Ender folded himself to sit at the base of the tree. “This is Rooter's tree, isn't it?” he asked.

They took it calmly– of course– but their momentary pause told him that yes, he had surprised them by knowing something about a past that they surely regarded as their own. I may be a framling here, Ender said silently, but I don't have to be an ignorant one.

"Yes," said Ouanda. "He's the totem they seem to get the most– direction from. Lately– the last seven or eight years. They've never let us see the rituals in which they talk to their ancestors, but it seems to involve drumming on the trees with heavy polished sticks. We hear them at night sometimes. "

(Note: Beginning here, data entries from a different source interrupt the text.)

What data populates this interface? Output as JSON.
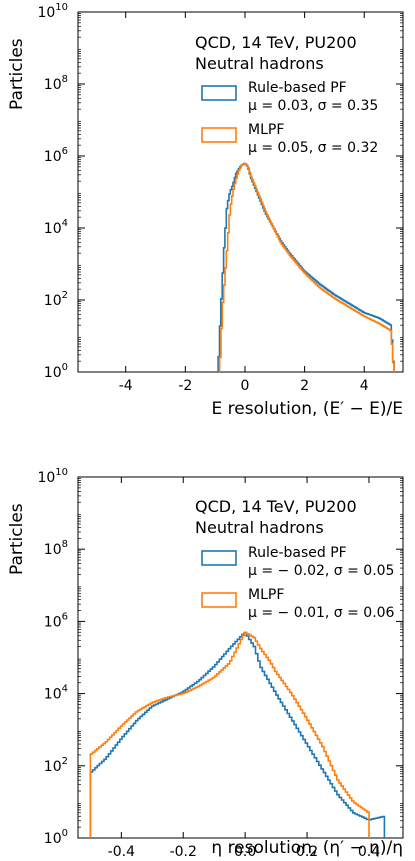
{
  "chart_data": [
    {
      "type": "step",
      "ylabel": "Particles",
      "xlabel": "E resolution, (E′ − E)/E",
      "xlim": [
        -5.6,
        5.3
      ],
      "ylim_log10": [
        0,
        10
      ],
      "yscale": "log",
      "xticks": [
        -4,
        -2,
        0,
        2,
        4
      ],
      "xtick_labels": [
        "-4",
        "-2",
        "0",
        "2",
        "4"
      ],
      "yticks_exp": [
        0,
        2,
        4,
        6,
        8,
        10
      ],
      "ytick_base": "10",
      "annotations": [
        "QCD, 14 TeV, PU200",
        "Neutral hadrons"
      ],
      "legend_placement": "upper-right",
      "series": [
        {
          "name": "Rule-based PF",
          "stats": "μ = 0.03,  σ = 0.35",
          "color": "#1f77b4",
          "points": [
            [
              -0.9,
              0
            ],
            [
              -0.82,
              1.5
            ],
            [
              -0.7,
              3.4
            ],
            [
              -0.6,
              4.6
            ],
            [
              -0.5,
              5.0
            ],
            [
              -0.4,
              5.2
            ],
            [
              -0.3,
              5.5
            ],
            [
              -0.2,
              5.65
            ],
            [
              -0.1,
              5.75
            ],
            [
              0.0,
              5.8
            ],
            [
              0.1,
              5.7
            ],
            [
              0.2,
              5.4
            ],
            [
              0.35,
              5.1
            ],
            [
              0.5,
              4.8
            ],
            [
              0.7,
              4.4
            ],
            [
              0.9,
              4.1
            ],
            [
              1.2,
              3.65
            ],
            [
              1.5,
              3.3
            ],
            [
              2.0,
              2.8
            ],
            [
              2.5,
              2.45
            ],
            [
              3.0,
              2.15
            ],
            [
              3.5,
              1.9
            ],
            [
              4.0,
              1.65
            ],
            [
              4.5,
              1.5
            ],
            [
              4.9,
              1.3
            ],
            [
              5.0,
              0
            ]
          ]
        },
        {
          "name": "MLPF",
          "stats": "μ = 0.05,  σ = 0.32",
          "color": "#ff7f0e",
          "points": [
            [
              -0.85,
              0
            ],
            [
              -0.75,
              1.8
            ],
            [
              -0.6,
              3.4
            ],
            [
              -0.5,
              4.5
            ],
            [
              -0.4,
              5.0
            ],
            [
              -0.3,
              5.35
            ],
            [
              -0.2,
              5.6
            ],
            [
              -0.1,
              5.75
            ],
            [
              0.0,
              5.8
            ],
            [
              0.1,
              5.72
            ],
            [
              0.2,
              5.45
            ],
            [
              0.35,
              5.15
            ],
            [
              0.5,
              4.85
            ],
            [
              0.7,
              4.45
            ],
            [
              0.9,
              4.1
            ],
            [
              1.2,
              3.6
            ],
            [
              1.5,
              3.25
            ],
            [
              2.0,
              2.75
            ],
            [
              2.5,
              2.35
            ],
            [
              3.0,
              2.05
            ],
            [
              3.5,
              1.8
            ],
            [
              4.0,
              1.55
            ],
            [
              4.5,
              1.35
            ],
            [
              4.9,
              1.15
            ],
            [
              5.0,
              0
            ]
          ]
        }
      ]
    },
    {
      "type": "step",
      "ylabel": "Particles",
      "xlabel": "η resolution, (η′ − η)/η",
      "xlim": [
        -0.54,
        0.51
      ],
      "ylim_log10": [
        0,
        10
      ],
      "yscale": "log",
      "xticks": [
        -0.4,
        -0.2,
        0.0,
        0.2,
        0.4
      ],
      "xtick_labels": [
        "-0.4",
        "-0.2",
        "0.0",
        "0.2",
        "0.4"
      ],
      "yticks_exp": [
        0,
        2,
        4,
        6,
        8,
        10
      ],
      "ytick_base": "10",
      "annotations": [
        "QCD, 14 TeV, PU200",
        "Neutral hadrons"
      ],
      "legend_placement": "upper-right",
      "series": [
        {
          "name": "Rule-based PF",
          "stats": "μ = − 0.02,  σ = 0.05",
          "color": "#1f77b4",
          "points": [
            [
              -0.5,
              1.8
            ],
            [
              -0.45,
              2.2
            ],
            [
              -0.4,
              2.75
            ],
            [
              -0.35,
              3.25
            ],
            [
              -0.3,
              3.65
            ],
            [
              -0.25,
              3.85
            ],
            [
              -0.2,
              4.05
            ],
            [
              -0.15,
              4.35
            ],
            [
              -0.1,
              4.75
            ],
            [
              -0.05,
              5.25
            ],
            [
              0.0,
              5.7
            ],
            [
              0.03,
              5.3
            ],
            [
              0.05,
              4.75
            ],
            [
              0.08,
              4.3
            ],
            [
              0.1,
              4.0
            ],
            [
              0.15,
              3.3
            ],
            [
              0.2,
              2.6
            ],
            [
              0.25,
              1.9
            ],
            [
              0.3,
              1.2
            ],
            [
              0.35,
              0.7
            ],
            [
              0.4,
              0.5
            ],
            [
              0.45,
              0.6
            ]
          ]
        },
        {
          "name": "MLPF",
          "stats": "μ = − 0.01,  σ = 0.06",
          "color": "#ff7f0e",
          "points": [
            [
              -0.5,
              2.3
            ],
            [
              -0.45,
              2.65
            ],
            [
              -0.4,
              3.1
            ],
            [
              -0.35,
              3.5
            ],
            [
              -0.3,
              3.75
            ],
            [
              -0.25,
              3.9
            ],
            [
              -0.2,
              4.0
            ],
            [
              -0.15,
              4.2
            ],
            [
              -0.1,
              4.45
            ],
            [
              -0.05,
              4.85
            ],
            [
              0.0,
              5.7
            ],
            [
              0.03,
              5.55
            ],
            [
              0.05,
              5.25
            ],
            [
              0.08,
              4.9
            ],
            [
              0.1,
              4.6
            ],
            [
              0.15,
              4.0
            ],
            [
              0.2,
              3.3
            ],
            [
              0.25,
              2.55
            ],
            [
              0.3,
              1.6
            ],
            [
              0.35,
              1.0
            ],
            [
              0.4,
              0.7
            ]
          ]
        }
      ]
    }
  ]
}
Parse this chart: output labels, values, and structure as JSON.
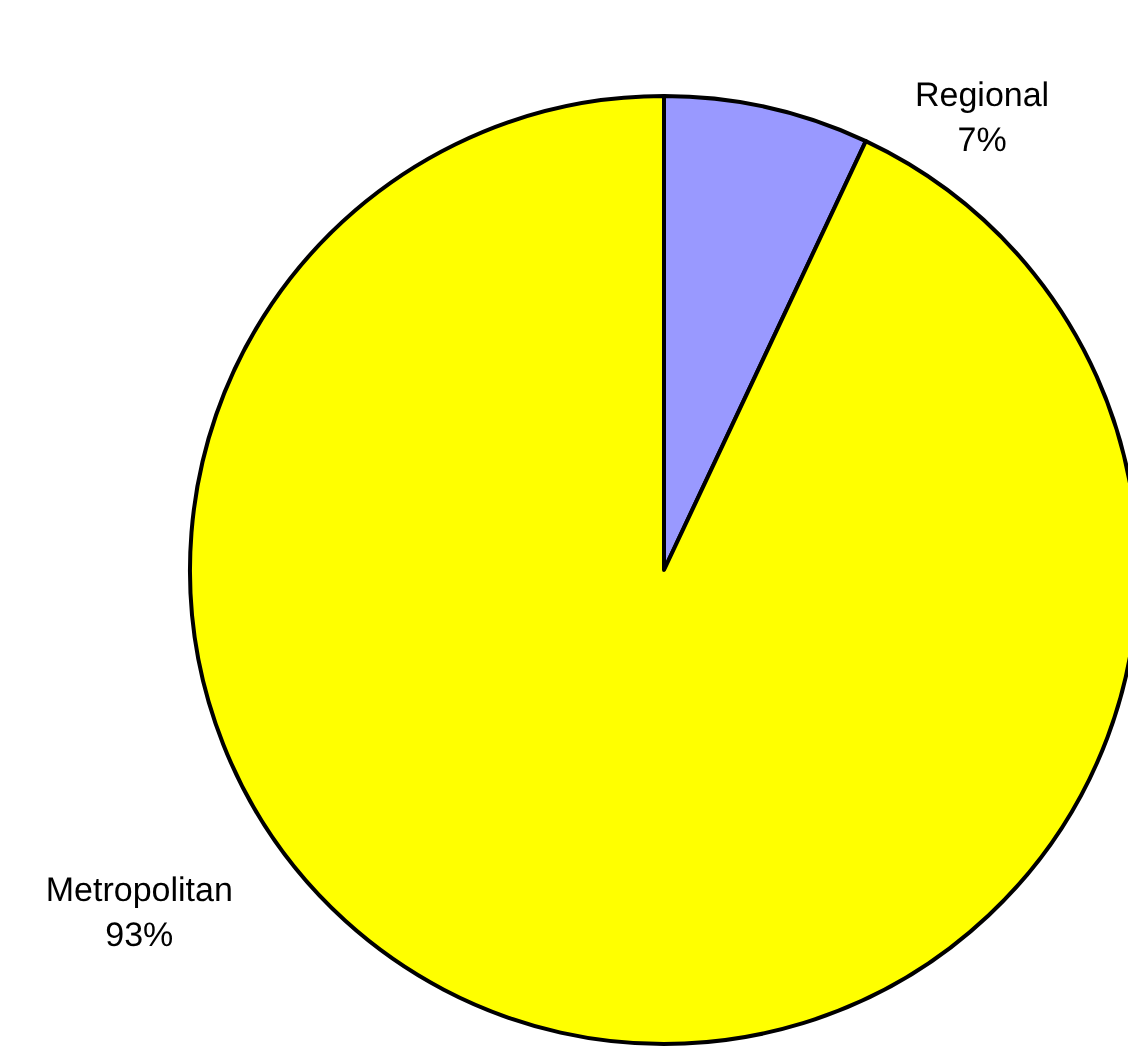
{
  "chart_data": {
    "type": "pie",
    "categories": [
      "Regional",
      "Metropolitan"
    ],
    "values": [
      7,
      93
    ],
    "colors": [
      "#9999ff",
      "#ffff00"
    ],
    "value_labels": [
      "7%",
      "93%"
    ]
  }
}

“Sticks? Made of fallen wood?”

“We assume so. Why?”

“Because they have no stone or metal tools to cut the wood– isn't that right? Besides, if they worship the trees, they couldn't very well cut them down.”

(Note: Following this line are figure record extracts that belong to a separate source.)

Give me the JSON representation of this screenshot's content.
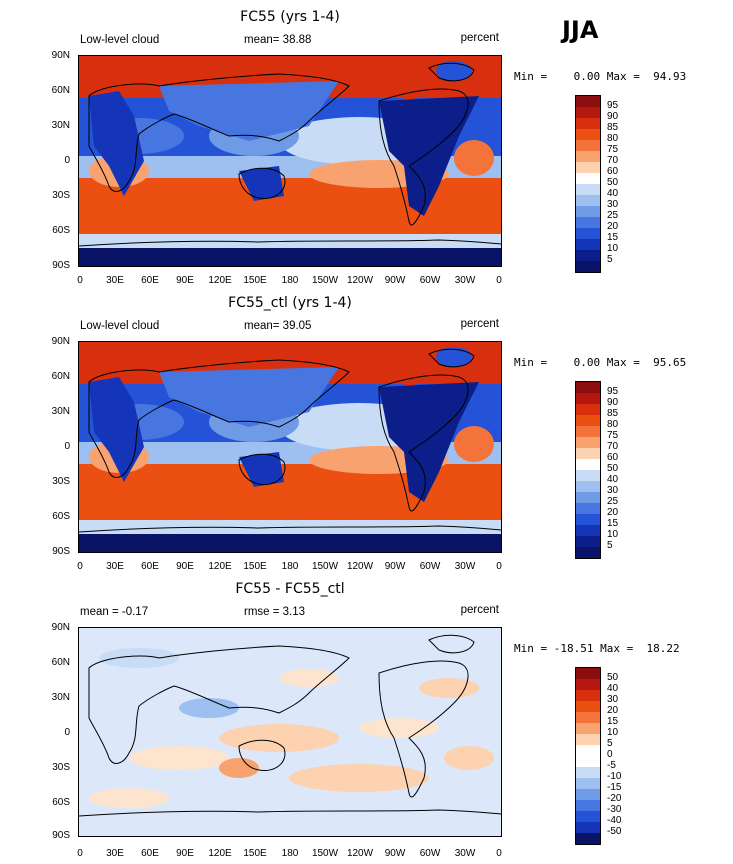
{
  "season": "JJA",
  "x_ticks": [
    "0",
    "30E",
    "60E",
    "90E",
    "120E",
    "150E",
    "180",
    "150W",
    "120W",
    "90W",
    "60W",
    "30W",
    "0"
  ],
  "y_ticks": [
    "90N",
    "60N",
    "30N",
    "0",
    "30S",
    "60S",
    "90S"
  ],
  "panels": [
    {
      "title": "FC55 (yrs 1-4)",
      "left_label": "Low-level cloud",
      "mid_label": "mean=  38.88",
      "right_label": "percent",
      "minmax": "Min =    0.00 Max =  94.93",
      "colorbar_labels": [
        "95",
        "90",
        "85",
        "80",
        "75",
        "70",
        "60",
        "50",
        "40",
        "30",
        "25",
        "20",
        "15",
        "10",
        "5"
      ]
    },
    {
      "title": "FC55_ctl (yrs 1-4)",
      "left_label": "Low-level cloud",
      "mid_label": "mean=  39.05",
      "right_label": "percent",
      "minmax": "Min =    0.00 Max =  95.65",
      "colorbar_labels": [
        "95",
        "90",
        "85",
        "80",
        "75",
        "70",
        "60",
        "50",
        "40",
        "30",
        "25",
        "20",
        "15",
        "10",
        "5"
      ]
    },
    {
      "title": "FC55 - FC55_ctl",
      "left_label": "mean =  -0.17",
      "mid_label": "rmse =   3.13",
      "right_label": "percent",
      "minmax": "Min = -18.51 Max =  18.22",
      "colorbar_labels": [
        "50",
        "40",
        "30",
        "20",
        "15",
        "10",
        "5",
        "0",
        "-5",
        "-10",
        "-15",
        "-20",
        "-30",
        "-40",
        "-50"
      ]
    }
  ],
  "colors": {
    "cloud_scale": [
      "#8b0d0d",
      "#b3170f",
      "#d8300f",
      "#ec4f12",
      "#f4733b",
      "#f8a270",
      "#fcd2b0",
      "#ffffff",
      "#c8dcf6",
      "#9dc0f0",
      "#6f9be6",
      "#4776e0",
      "#2553d8",
      "#1535b8",
      "#0c1e8a",
      "#0a1466"
    ],
    "diff_scale": [
      "#8b0d0d",
      "#b3170f",
      "#d8300f",
      "#ec4f12",
      "#f4733b",
      "#f8a270",
      "#fcd2b0",
      "#ffffff",
      "#ffffff",
      "#c8dcf6",
      "#9dc0f0",
      "#6f9be6",
      "#4776e0",
      "#2553d8",
      "#1535b8",
      "#0a1466"
    ]
  }
}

“We don't think they worship the trees. It's totemic. They stand for dead ancestors. They– plant them. With the bodies.”

Ouanda had wanted to stop, to talk or question him, but Ender had no intention of letting her believe she– or Miro, for that matter– was in charge of this expedition. Ender intended to talk to the piggies himself. He had never prepared for a Speaking by letting someone else determine his agenda, and he wasn't going to begin now. Besides, he had information they didn't have. He knew Ela's theory.

“And anywhere else?” he asked. “Do they plant trees at any other time?”

They looked at each other. “Not that we've seen,” said Miro.

Ender was not merely curious. He was still thinking of what Ela had told him about reproductive anomalies. “And do the trees also grow by themselves? Are seedlings and saplings scattered through the forest?”

Ouanda shook her head. “We really don't have any evidence of the trees being planted anywhere but in the corpses of the dead. At least, all the trees we know of are quite old, except these three out here.”